When Everything Seems Triple

This post is a month late, but I think it’s appropriate that I put it up on April 23, Shakespeare’s acknowledged birthday. So join me and all the bloggers at www.happybirthdayshakespeare.com in wishing the old guy a happy birthday. Then read my old review.
About a month ago I took my students to a production of A Midsummer Night’s Dream by the Utah Shakespeare Festival company on tour. This was a little bit of a risk for me, since a third of the students who would be at the production had read the play, none of them my own students, but all of them at my instigation. (Their teachers had asked me if there was another good play to read with ninth graders than Romeo and Juliet, and I gave them that suggestion. And teaching materials. And ideas. And copies of the play. So you see, I bear a good bit of blame here.) Instead, I gave my students hints about the play for months, then read them a picture book edition the day before—a “Shakespeare Can Be Fun” adaptation I had picked up at the Folger Library last summer.
And they loved it.
There is something magical about seeing Shakespeare performed live. Nothing can make you “get” the bard like the stage. That’s appropriate, I suppose, since he never wrote intending to be read, but to be seen on stage.
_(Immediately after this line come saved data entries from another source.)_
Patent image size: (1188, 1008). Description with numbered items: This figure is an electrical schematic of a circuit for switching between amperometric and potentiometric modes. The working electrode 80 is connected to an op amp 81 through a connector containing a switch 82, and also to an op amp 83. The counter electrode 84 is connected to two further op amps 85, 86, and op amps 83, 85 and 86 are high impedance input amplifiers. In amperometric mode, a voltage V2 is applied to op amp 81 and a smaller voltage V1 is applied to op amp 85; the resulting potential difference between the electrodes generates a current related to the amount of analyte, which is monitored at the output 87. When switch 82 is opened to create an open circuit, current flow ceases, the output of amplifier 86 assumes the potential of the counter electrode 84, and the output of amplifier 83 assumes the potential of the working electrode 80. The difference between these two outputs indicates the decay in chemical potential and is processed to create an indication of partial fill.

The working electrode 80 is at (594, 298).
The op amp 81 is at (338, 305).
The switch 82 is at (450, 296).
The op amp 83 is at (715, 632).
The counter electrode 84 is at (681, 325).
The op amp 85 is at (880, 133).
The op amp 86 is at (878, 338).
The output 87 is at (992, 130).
My students connected with it instantly, and it held them like no amount of in-class work with Shakespeare could have done.
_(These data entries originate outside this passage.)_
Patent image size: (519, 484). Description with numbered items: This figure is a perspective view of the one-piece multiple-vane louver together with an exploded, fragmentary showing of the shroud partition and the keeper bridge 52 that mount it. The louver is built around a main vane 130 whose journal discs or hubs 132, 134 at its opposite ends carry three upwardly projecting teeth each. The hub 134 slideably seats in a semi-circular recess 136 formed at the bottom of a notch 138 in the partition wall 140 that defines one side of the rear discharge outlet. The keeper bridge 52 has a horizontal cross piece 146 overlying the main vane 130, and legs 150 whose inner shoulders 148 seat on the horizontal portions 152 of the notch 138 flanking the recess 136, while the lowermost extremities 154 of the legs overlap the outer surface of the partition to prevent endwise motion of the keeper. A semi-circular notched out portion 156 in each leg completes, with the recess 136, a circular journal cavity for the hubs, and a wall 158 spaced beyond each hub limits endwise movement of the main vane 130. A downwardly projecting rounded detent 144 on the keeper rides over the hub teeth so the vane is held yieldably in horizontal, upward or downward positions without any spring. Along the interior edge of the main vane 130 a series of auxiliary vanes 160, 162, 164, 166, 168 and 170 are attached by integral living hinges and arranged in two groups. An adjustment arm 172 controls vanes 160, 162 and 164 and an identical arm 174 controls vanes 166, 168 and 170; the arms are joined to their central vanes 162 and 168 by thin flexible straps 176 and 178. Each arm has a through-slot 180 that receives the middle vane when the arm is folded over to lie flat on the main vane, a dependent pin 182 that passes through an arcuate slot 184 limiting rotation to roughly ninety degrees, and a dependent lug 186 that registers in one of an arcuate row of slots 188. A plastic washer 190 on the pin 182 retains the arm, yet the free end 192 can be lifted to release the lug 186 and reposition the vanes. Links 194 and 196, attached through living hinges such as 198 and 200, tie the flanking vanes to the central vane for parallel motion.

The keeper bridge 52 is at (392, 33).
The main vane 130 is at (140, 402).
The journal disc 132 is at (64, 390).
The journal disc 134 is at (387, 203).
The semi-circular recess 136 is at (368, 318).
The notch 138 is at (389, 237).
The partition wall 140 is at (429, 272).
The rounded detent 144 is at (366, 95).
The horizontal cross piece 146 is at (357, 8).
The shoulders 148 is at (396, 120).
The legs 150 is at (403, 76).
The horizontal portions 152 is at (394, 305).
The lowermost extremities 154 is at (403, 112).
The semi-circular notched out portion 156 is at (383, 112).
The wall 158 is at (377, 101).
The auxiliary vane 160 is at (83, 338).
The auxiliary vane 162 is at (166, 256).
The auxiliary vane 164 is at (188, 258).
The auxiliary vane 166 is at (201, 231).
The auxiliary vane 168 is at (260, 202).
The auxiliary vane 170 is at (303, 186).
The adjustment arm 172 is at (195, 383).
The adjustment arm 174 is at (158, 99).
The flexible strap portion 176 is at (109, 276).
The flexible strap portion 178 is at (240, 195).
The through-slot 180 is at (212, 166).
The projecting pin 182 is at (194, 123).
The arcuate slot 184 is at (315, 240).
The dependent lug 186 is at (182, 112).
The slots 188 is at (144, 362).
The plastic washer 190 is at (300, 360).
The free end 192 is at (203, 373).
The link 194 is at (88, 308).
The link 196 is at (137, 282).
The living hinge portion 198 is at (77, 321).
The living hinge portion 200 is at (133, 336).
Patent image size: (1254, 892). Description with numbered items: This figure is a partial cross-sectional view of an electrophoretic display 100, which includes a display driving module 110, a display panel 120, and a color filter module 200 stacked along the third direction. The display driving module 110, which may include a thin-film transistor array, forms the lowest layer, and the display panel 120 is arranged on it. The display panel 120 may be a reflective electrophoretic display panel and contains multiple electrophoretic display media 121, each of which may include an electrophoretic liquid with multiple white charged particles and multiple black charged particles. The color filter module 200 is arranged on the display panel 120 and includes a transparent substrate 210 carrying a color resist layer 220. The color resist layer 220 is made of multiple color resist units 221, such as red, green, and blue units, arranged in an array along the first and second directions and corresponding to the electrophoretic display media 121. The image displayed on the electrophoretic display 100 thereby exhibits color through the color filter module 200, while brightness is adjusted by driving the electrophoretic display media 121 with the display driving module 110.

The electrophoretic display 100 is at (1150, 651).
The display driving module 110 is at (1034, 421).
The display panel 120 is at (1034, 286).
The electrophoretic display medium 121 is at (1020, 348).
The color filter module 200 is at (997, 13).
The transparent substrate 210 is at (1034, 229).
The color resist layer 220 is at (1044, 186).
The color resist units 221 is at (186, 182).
So let me give you a few bits about this production that worked well for me:
The first thing I noticed was the tripling of roles. It’s pretty common for Midsummer to include a significant amount of doubling, where many actors play one fairy and one non-fairy. This production, however, did the whole show with seven actors, so it was a sight to be seen. Here are the roles, if you can follow them:
Theseus-Oberon
Hippolyta-Titania-Peter Quince
Egeus-Puck
Hermia-Snug-Peaseblossom
Demetrius-Nick Bottom
Lysander-Flute-Cobweb
Helena-Snout-Mustardseed (In a way she also covered Starveling)
This didn’t make for a lot of off-stage time for the cast, but it made for some rollicking good fun for the audience. One of my students even asked them after the show how hard it was to learn all those parts. Their response? “It’s like school—it just takes work.”
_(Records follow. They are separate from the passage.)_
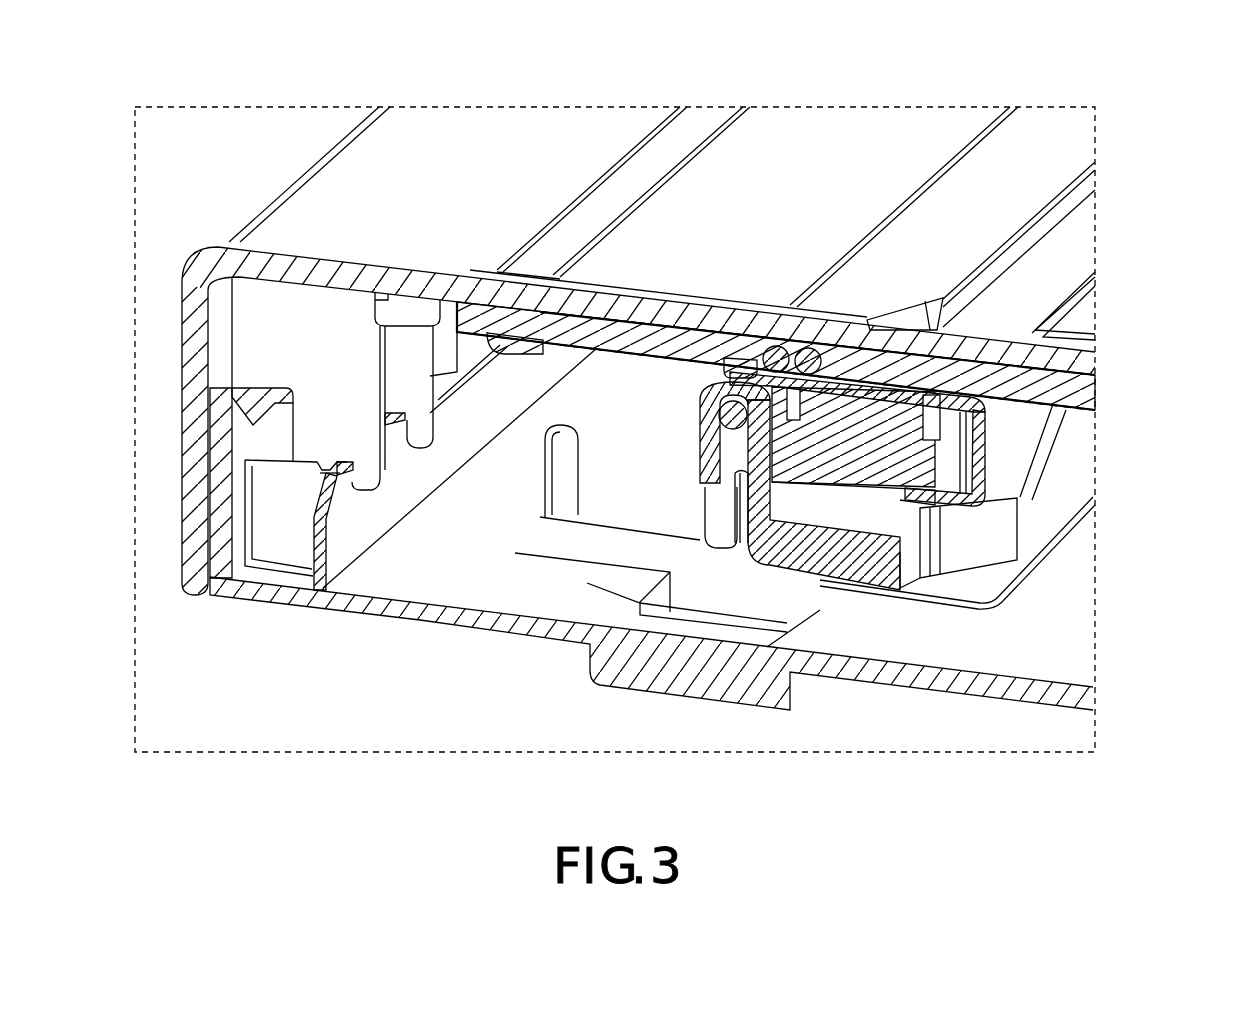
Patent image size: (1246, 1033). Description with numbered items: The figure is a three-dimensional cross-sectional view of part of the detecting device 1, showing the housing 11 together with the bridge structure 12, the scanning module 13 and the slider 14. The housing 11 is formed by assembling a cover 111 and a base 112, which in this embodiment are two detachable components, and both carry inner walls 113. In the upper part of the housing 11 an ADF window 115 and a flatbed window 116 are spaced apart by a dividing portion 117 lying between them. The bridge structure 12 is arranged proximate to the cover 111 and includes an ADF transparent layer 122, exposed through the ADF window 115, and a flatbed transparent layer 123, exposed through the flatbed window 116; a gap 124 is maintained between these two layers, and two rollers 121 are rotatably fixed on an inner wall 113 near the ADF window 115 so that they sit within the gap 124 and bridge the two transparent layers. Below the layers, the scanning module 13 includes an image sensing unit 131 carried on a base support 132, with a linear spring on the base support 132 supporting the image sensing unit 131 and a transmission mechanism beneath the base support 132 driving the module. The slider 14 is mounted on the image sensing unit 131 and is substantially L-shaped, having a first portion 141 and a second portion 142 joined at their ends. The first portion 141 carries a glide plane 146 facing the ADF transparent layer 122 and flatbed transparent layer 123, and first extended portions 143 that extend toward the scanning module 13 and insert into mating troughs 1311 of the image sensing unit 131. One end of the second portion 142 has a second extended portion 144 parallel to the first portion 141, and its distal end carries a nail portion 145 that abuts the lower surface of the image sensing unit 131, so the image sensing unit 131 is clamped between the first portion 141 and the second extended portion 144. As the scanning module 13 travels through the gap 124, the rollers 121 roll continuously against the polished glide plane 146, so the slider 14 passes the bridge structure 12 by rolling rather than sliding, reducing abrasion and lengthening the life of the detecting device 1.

The detecting device 1 is at (151, 85).
The housing 11 is at (190, 240).
The cover 111 is at (324, 262).
The base 112 is at (376, 606).
The inner walls 113 is at (290, 285).
The ADF window 115 is at (845, 133).
The flatbed window 116 is at (1078, 320).
The dividing portion 117 is at (1055, 133).
The bridge structure 12 is at (775, 243).
The roller 121 is at (730, 355).
The ADF transparent layer 122 is at (642, 330).
The flatbed transparent layer 123 is at (1080, 388).
The gap 124 is at (768, 345).
The scanning module 13 is at (985, 572).
The image sensing unit 131 is at (740, 463).
The trough 1311 is at (718, 418).
The base support 132 is at (800, 540).
The slider 14 is at (1000, 430).
The first portion 141 is at (878, 385).
The second portion 142 is at (985, 466).
The first extended portion 143 is at (716, 388).
The second extended portion 144 is at (945, 505).
The nail portion 145 is at (905, 497).
The glide plane 146 is at (1095, 360).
Since Peter Quince was also playing a pair of queens, his character was made into a woman so that she could wear for her costume an overcoat over the dress of the moment. The most playful adaptation this choice brought out was the fawning affection that the new character (let’s call her Petronella Quince) lavished over Bottom. In this production Quince gives Bottom the lead role because she admires him so openly. That affection makes a whole new dimension of comedy when the same actress, as Titania, fawns again over Bottom in a lower state of ridiculousness.
Another unusual choice—one I had never seen before, and which will mark this production for me forever—they made Snug blind. When he asks for his script to read and practice, the other players give him a stupid look—not only is his part just roaring, but he couldn’t read it anyway. And the blind lion creates magnificent stage business for the rehearsal scene and the play-within-the-play, especially when he knocks the wall down while facing the wrong audience. I’ll probably always remember this production as the “Blind Lion” Midsummer Night’s Dream.
Once again, Bravo to the Utah Shakespeare Festival. It is not exaggeration when I regularly brag of this festival as the best Shakespeare on our side of the Atlantic.